My last post set things off in a new direction when it comes to out of the box thinking with UC, and there’s more to be said on the topic. As I’ve noted many times, UC is a moving target for everyone, and I can’t think of a better scenario to try different things in order to drive adoption. By now you should know that buying UC is the easy part, and to some degree this also holds for deploying it. The real challenge comes from getting employees to embrace it. They have no economic stake in UC, and unless usage is dictated by management, IT somehow needs to get them engaged.
UC is not like your IP PBX, where all you have to do is put IP phones on the desk, and employees will take it from there. This is not a passive deployment where employees use the technology regardless of what IT does. Furthermore, with standalone applications like VoIP, it doesn’t matter whether employees use it a little or a lot. There is no incentive for employees to increase usage, since the cost savings filter down to the business and not their personal phone bills. Also, there are no accretive benefits when adoption scales across the organization – VoIP is equally effective whether 10% or 100% of employees make use of it.
The realities for UC are fundamentally different in that the network effect is very much in play here. As more people use UC – and as they use more applications within the UC framework – the productivity benefits scale accordingly. Not only does each employee’s productivity rise as they become immersed in UC, but invariably the same happens for the teams they are attached to, and ultimately, all of this will make for a more productive organization. Little things can quickly add up to big things, and that’s why driving adoption from the outset is so important, especially if you’re trying to make UC a strategic investment for the business.

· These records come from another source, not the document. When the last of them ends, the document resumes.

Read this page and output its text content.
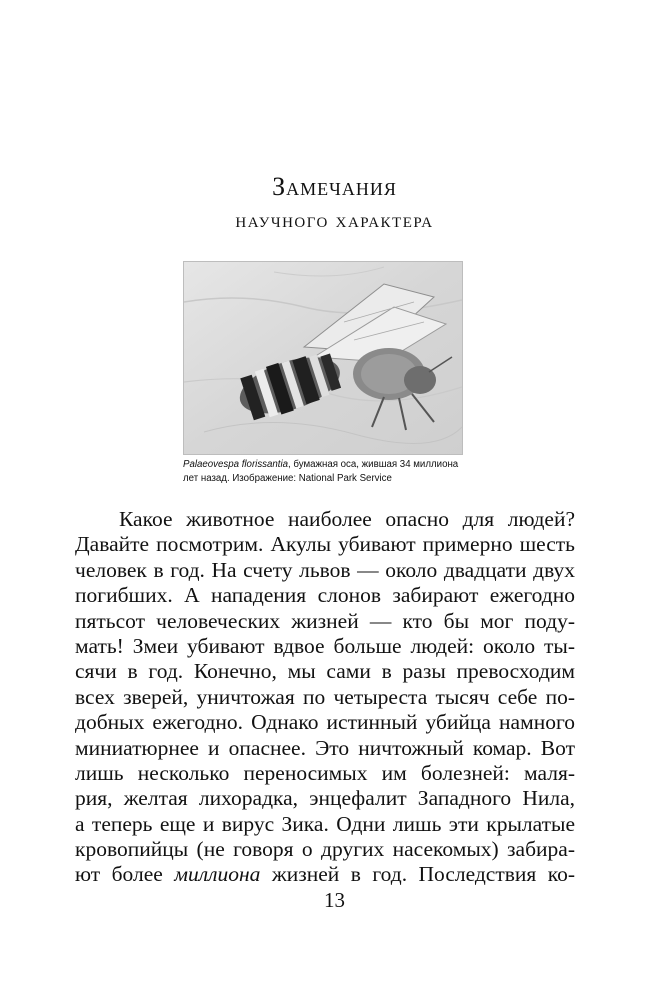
Замечания
научного характера
Palaeovespa florissantia, бумажная оса, жившая 34 миллиона
лет назад. Изображение: National Park Service
Какое животное наиболее опасно для людей?
Давайте посмотрим. Акулы убивают примерно шесть
человек в год. На счету львов — около двадцати двух
погибших. А нападения слонов забирают ежегодно
пятьсот человеческих жизней — кто бы мог поду-
мать! Змеи убивают вдвое больше людей: около ты-
сячи в год. Конечно, мы сами в разы превосходим
всех зверей, уничтожая по четыреста тысяч себе по-
добных ежегодно. Однако истинный убийца намного
миниатюрнее и опаснее. Это ничтожный комар. Вот
лишь несколько переносимых им болезней: маля-
рия, желтая лихорадка, энцефалит Западного Нила,
а теперь еще и вирус Зика. Одни лишь эти крылатые
кровопийцы (не говоря о других насекомых) забира-
ют более миллиона жизней в год. Последствия ко-
13
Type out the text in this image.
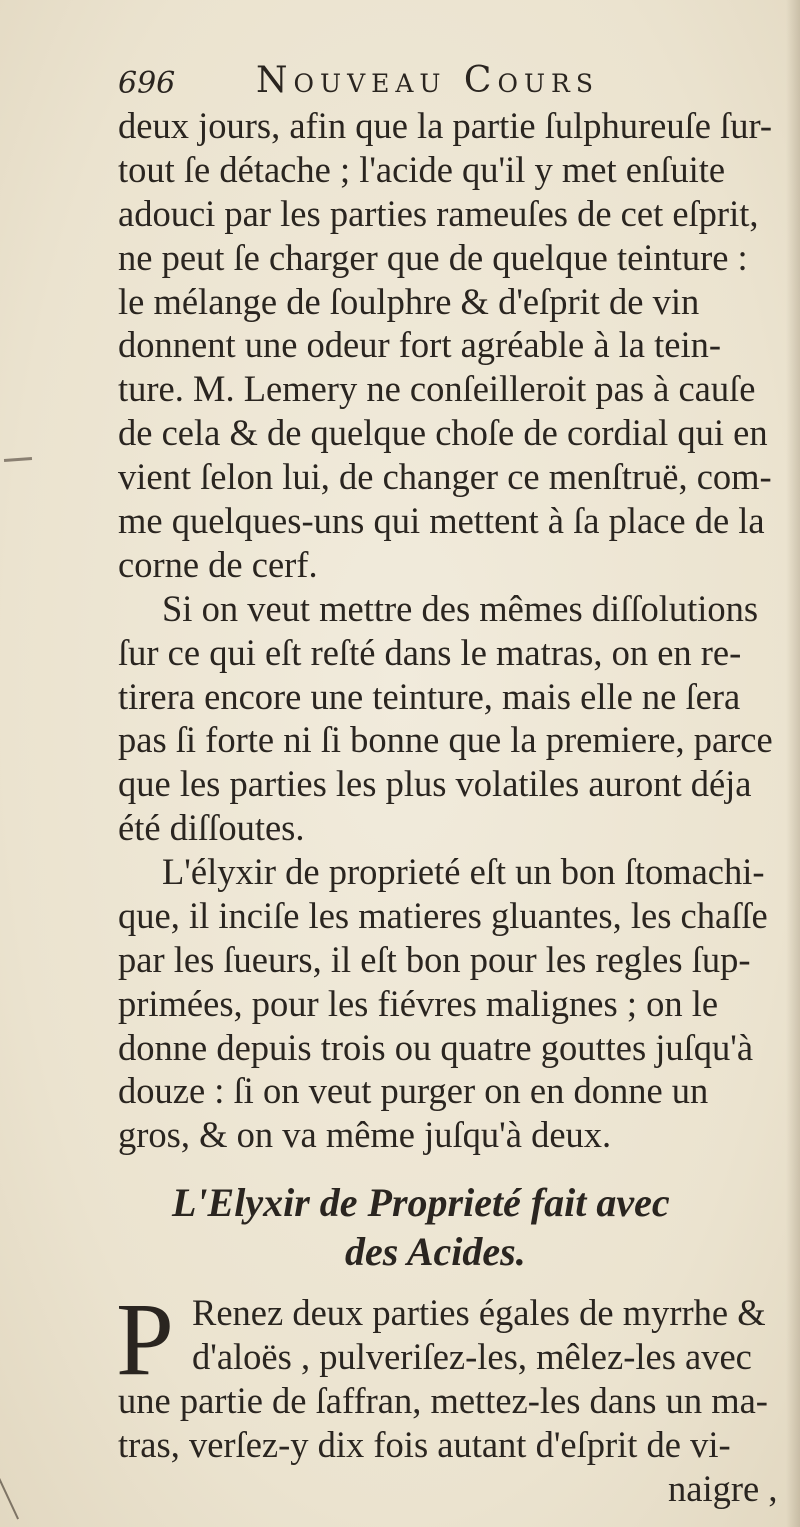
696 Nouveau Cours
deux jours, afin que la partie ſulphureuſe ſur-
tout ſe détache ; l'acide qu'il y met enſuite
adouci par les parties rameuſes de cet eſprit,
ne peut ſe charger que de quelque teinture :
le mélange de ſoulphre & d'eſprit de vin
donnent une odeur fort agréable à la tein-
ture. M. Lemery ne conſeilleroit pas à cauſe
de cela & de quelque choſe de cordial qui en
vient ſelon lui, de changer ce menſtruë, com-
me quelques-uns qui mettent à ſa place de la
corne de cerf.
Si on veut mettre des mêmes diſſolutions
ſur ce qui eſt reſté dans le matras, on en re-
tirera encore une teinture, mais elle ne ſera
pas ſi forte ni ſi bonne que la premiere, parce
que les parties les plus volatiles auront déja
été diſſoutes.
L'élyxir de proprieté eſt un bon ſtomachi-
que, il inciſe les matieres gluantes, les chaſſe
par les ſueurs, il eſt bon pour les regles ſup-
primées, pour les fiévres malignes ; on le
donne depuis trois ou quatre gouttes juſqu'à
douze : ſi on veut purger on en donne un
gros, & on va même juſqu'à deux.
L'Elyxir de Proprieté fait avec
des Acides.
P Renez deux parties égales de myrrhe &
d'aloës , pulveriſez-les, mêlez-les avec
une partie de ſaffran, mettez-les dans un ma-
tras, verſez-y dix fois autant d'eſprit de vi-
naigre ,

How do you make something from nothing?
This is a classic Yiddish saying where you take scraps that nobody wants and then turn them into something special. UC can be like that, but you get the best results when people figure things out on their own terms. However, the challenge here is that not everyone is a tailor, and they won’t know what to do with UC when put before them.
I touched on this is my last post in the sense that IT will get the best results with UC among the employees they trust the most. To some extent this is a generational issue, where younger employees will be more receptive to trying new things, and have a better native understanding of innovations like UC. When you have people like that, the conditions are right to introduce a bit of an experiment.
If earlier efforts or ideas about encouraging UC adoption have not taken root, it’s time to try something different. This brings us to the option of doing nothing, which might seem antithetical to everything you’ve believed to this point. Well, it may not be as far-fetched as you’d think, so consider the following.
The do-nothing approach can be effective presuming the UC solution comes as advertised. In other words, it has to work the way it’s supposed to work and the features are really easy to use. On top of this, the outcomes from using those features should be evident to the end user right away. If you have that, then here’s a plan to consider if all else has failed. Try to identify the “early adopter” types as per my comment above and form a beta group with them. Then, deploy UC among them – but don’t tell them about it.
Part of being a tech-savvy person means having a natural intellectual curiosity about trying new things, and this type of person will quickly discover the virtues of UC without any help. Not only that, but they will be more likely to explore UC pretty thoroughly and push the envelope to see what it can do. When technology is easy to use and the utility is obvious, end users feel a sense of ownership when figuring things out on their own. That’s not all – it actually gets better because these people will like embrace the Internet ethos of sharing, and without any help, they’ll try to make it go viral.
Of course, I’m describing an idyllic scenario, but I have seen a few examples recently in my research where this is exactly what happens. The conditions need to be right, and it all comes down to trust. You have to trust that your UC solution really works as advertised, and you must also know which employees you can trust to leave on their own to discover UC for themselves.
When you have both, you’ll be surprised how much you can get from doing nothing. Conversely, doing nothing with the wrong type of end users is a recipe for failure, so you have to be selective in planning this out. This approach won’t work with everyone, but I think you’ll agree that if nothing else is working with UC, you’re better off having a small clutch of self-motivated users – who could easily become evangelists for everyone else – then having everyone doing next to nothing with it. Something is always better than nothing, especially when you make it from doing nothing.